Bezos Defends Amazon Against Guild
Apr. 15, 2002
NEW YORK (AP) _ In response to a plea from Amazon.com head Jeff Bezos, thousands of e-mail have been sent to the Authors Guild in protest of its call for writers to remove links on their Web sites to the online retailer.
The Authors Guild has criticized Amazon's policy of offering used editions of new books, noting that neither authors nor publishers receive royalties. The guild e-mailed members last week and urged them to de-link from Amazon.
The guild represents more than 8,000 published authors, although less than 10 percent are believed to have Web sites.
Bezos answered late Sunday by e-mailing both individuals and stores around the country who had sold used books through Amazon.com. He asked them to defend Amazon's contention that used books actually help authors by bringing in new readers who otherwise couldn't afford a purchase.
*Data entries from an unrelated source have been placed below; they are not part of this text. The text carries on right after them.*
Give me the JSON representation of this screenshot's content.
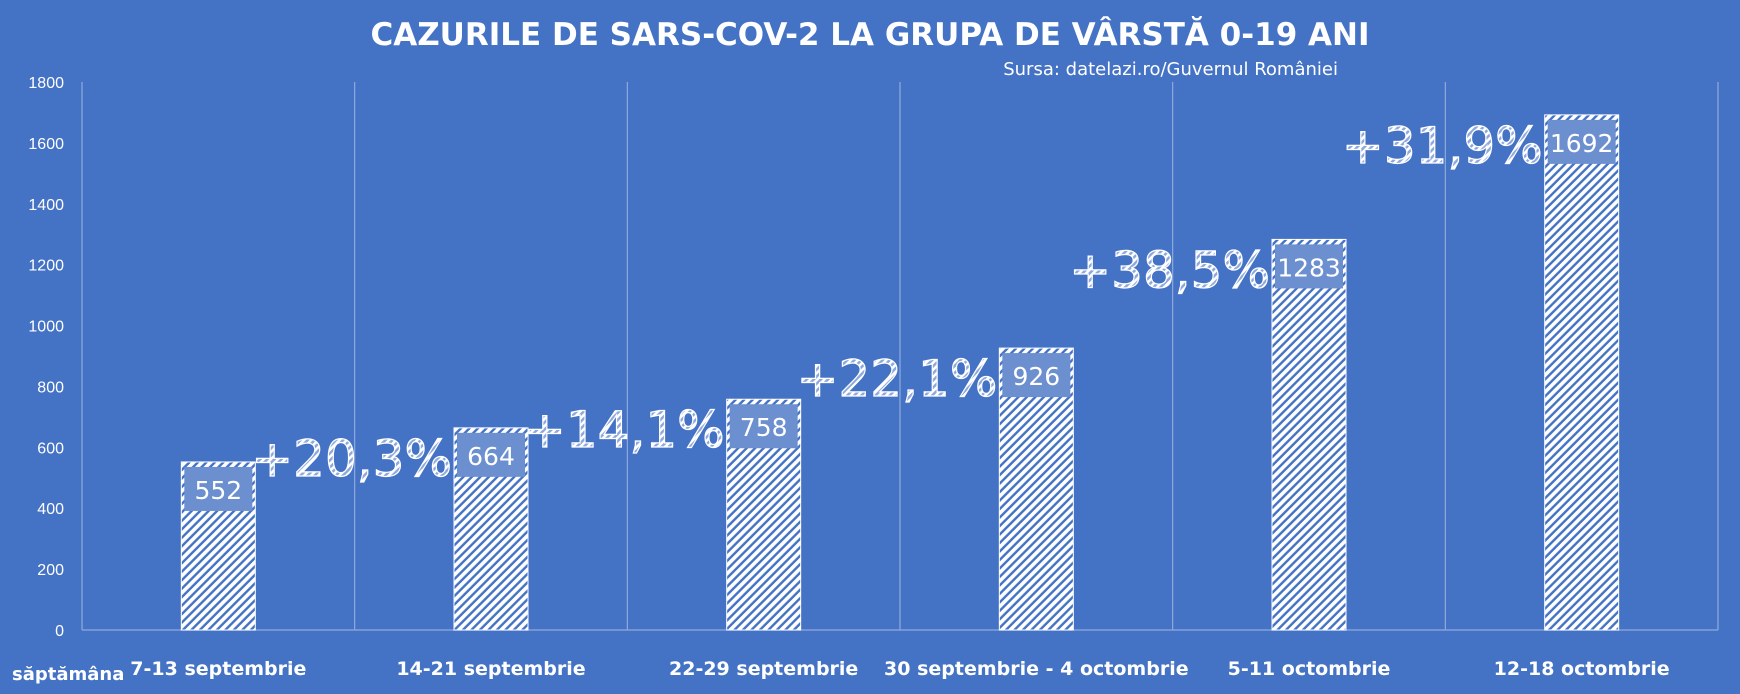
{
  "chart_data": {
    "type": "bar",
    "title": "CAZURILE DE SARS-COV-2 LA GRUPA DE VÂRSTĂ 0-19 ANI",
    "subtitle": "Sursa: datelazi.ro/Guvernul României",
    "xlabel": "săptămâna",
    "ylabel": "",
    "categories": [
      "7-13 septembrie",
      "14-21 septembrie",
      "22-29 septembrie",
      "30 septembrie - 4 octombrie",
      "5-11 octombrie",
      "12-18 octombrie"
    ],
    "values": [
      552,
      664,
      758,
      926,
      1283,
      1692
    ],
    "data_labels": [
      "552",
      "664",
      "758",
      "926",
      "1283",
      "1692"
    ],
    "annotations": [
      "+20,3%",
      "+14,1%",
      "+22,1%",
      "+38,5%",
      "+31,9%"
    ],
    "ylim": [
      0,
      1800
    ],
    "yticks": [
      0,
      200,
      400,
      600,
      800,
      1000,
      1200,
      1400,
      1600,
      1800
    ],
    "grid": "vertical",
    "colors": {
      "background": "#4472c4",
      "bar_pattern": "#ffffff",
      "label_box": "#6c8fd0"
    }
  }
}
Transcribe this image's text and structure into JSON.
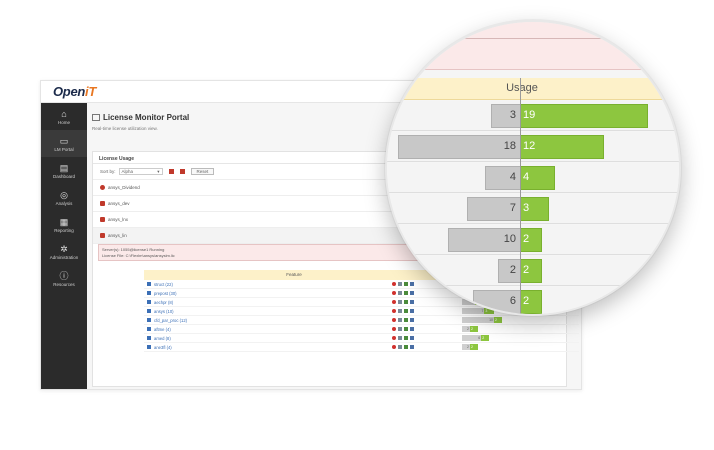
{
  "app": {
    "logo_main": "Open",
    "logo_accent": "iT"
  },
  "sidebar": {
    "items": [
      {
        "label": "Home",
        "icon": "home-icon",
        "glyph": "⌂"
      },
      {
        "label": "LM Portal",
        "icon": "monitor-icon",
        "glyph": "▭"
      },
      {
        "label": "Dashboard",
        "icon": "dashboard-icon",
        "glyph": "▤"
      },
      {
        "label": "Analysis",
        "icon": "compass-icon",
        "glyph": "◎"
      },
      {
        "label": "Reporting",
        "icon": "chart-icon",
        "glyph": "▦"
      },
      {
        "label": "Administration",
        "icon": "gears-icon",
        "glyph": "✲"
      },
      {
        "label": "Resources",
        "icon": "info-icon",
        "glyph": "ⓘ"
      }
    ]
  },
  "page": {
    "title": "License Monitor Portal",
    "subtitle": "Real-time license utilization view."
  },
  "panel": {
    "title": "License Usage",
    "sort_label": "Sort by:",
    "sort_value": "Alpha",
    "reset_label": "Reset"
  },
  "servers": [
    {
      "name": "ansys_Dividend",
      "status": "error"
    },
    {
      "name": "ansys_dev",
      "status": "ok"
    },
    {
      "name": "ansys_lnx",
      "status": "ok"
    },
    {
      "name": "ansys_lin",
      "status": "ok"
    }
  ],
  "server_info": {
    "line1": "Server(s): 1055@license1   Running",
    "line2": "License File: C:\\Flexlm\\ansys\\ansyslm.lic"
  },
  "features": {
    "col_feature": "Feature",
    "col_usage": "Usage",
    "rows": [
      {
        "name": "struct (22)",
        "in_use": 3,
        "free": 19
      },
      {
        "name": "prepost (30)",
        "in_use": 18,
        "free": 12
      },
      {
        "name": "aechpr (8)",
        "in_use": 4,
        "free": 4
      },
      {
        "name": "ansys (10)",
        "in_use": 7,
        "free": 3
      },
      {
        "name": "cfd_par_proc (12)",
        "in_use": 10,
        "free": 2
      },
      {
        "name": "aftme (4)",
        "in_use": 2,
        "free": 2
      },
      {
        "name": "amed (8)",
        "in_use": 6,
        "free": 2
      },
      {
        "name": "ane3fl (4)",
        "in_use": 2,
        "free": 2
      }
    ]
  },
  "magnifier": {
    "header": "Usage",
    "rows": [
      {
        "in_use": 3,
        "free": 19
      },
      {
        "in_use": 18,
        "free": 12
      },
      {
        "in_use": 4,
        "free": 4
      },
      {
        "in_use": 7,
        "free": 3
      },
      {
        "in_use": 10,
        "free": 2
      },
      {
        "in_use": 2,
        "free": 2
      },
      {
        "in_use": 6,
        "free": 2
      }
    ]
  },
  "colors": {
    "in_use": "#c8c8c8",
    "free": "#8dc63f",
    "header": "#fdf1c9",
    "alert": "#fbe9e9"
  }
}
``As you may have read in the newspapers over the past few days, we've been criticized by the leadership of a small, but vocal organization because we sell used books on our website,'' Bezos wrote.
``We've found that our used books business does not take business away from the sale of new books. In fact, the opposite has happened.''
Bezos called for supporters to e-mail the Authors Guild, using a ``polite and civil tone.''
According to Amazon.com spokesman Bill Curry, more than 4,000 pieces of e-mail had been sent to the Authors Guild by early Monday afternoon. Paul Aiken, the guild's executive director, said the figure was probably accurate but that the organization's position would not change.
``Bezos has misrepresented us,'' Aiken said. ``We don't assert all used book sales hurt the industry. We say that Amazon's particular way of marketing used books is harmful for authors and for publishers.''
Neither side has produced numbers backing its argument. Aiken said he had no statistics indicating that used books were detracting from sales of new ones. Curry could not offer any immediate examples of authors helped by Amazon's policy.
Used editions are traditionally associated with out of print or obscure titles. However, Amazon customers can get old copies of current, popular books. For example, Michael J. Fox's ``Lucky Man'' is available in hardcover for $16.07 or used for $12.98.
Amazon itself does not sell the book. Instead, customers are allowed to offer used editions through the online retailer. Amazon collects a 99 cent fee for each sale, plus 15 percent of the purchase price.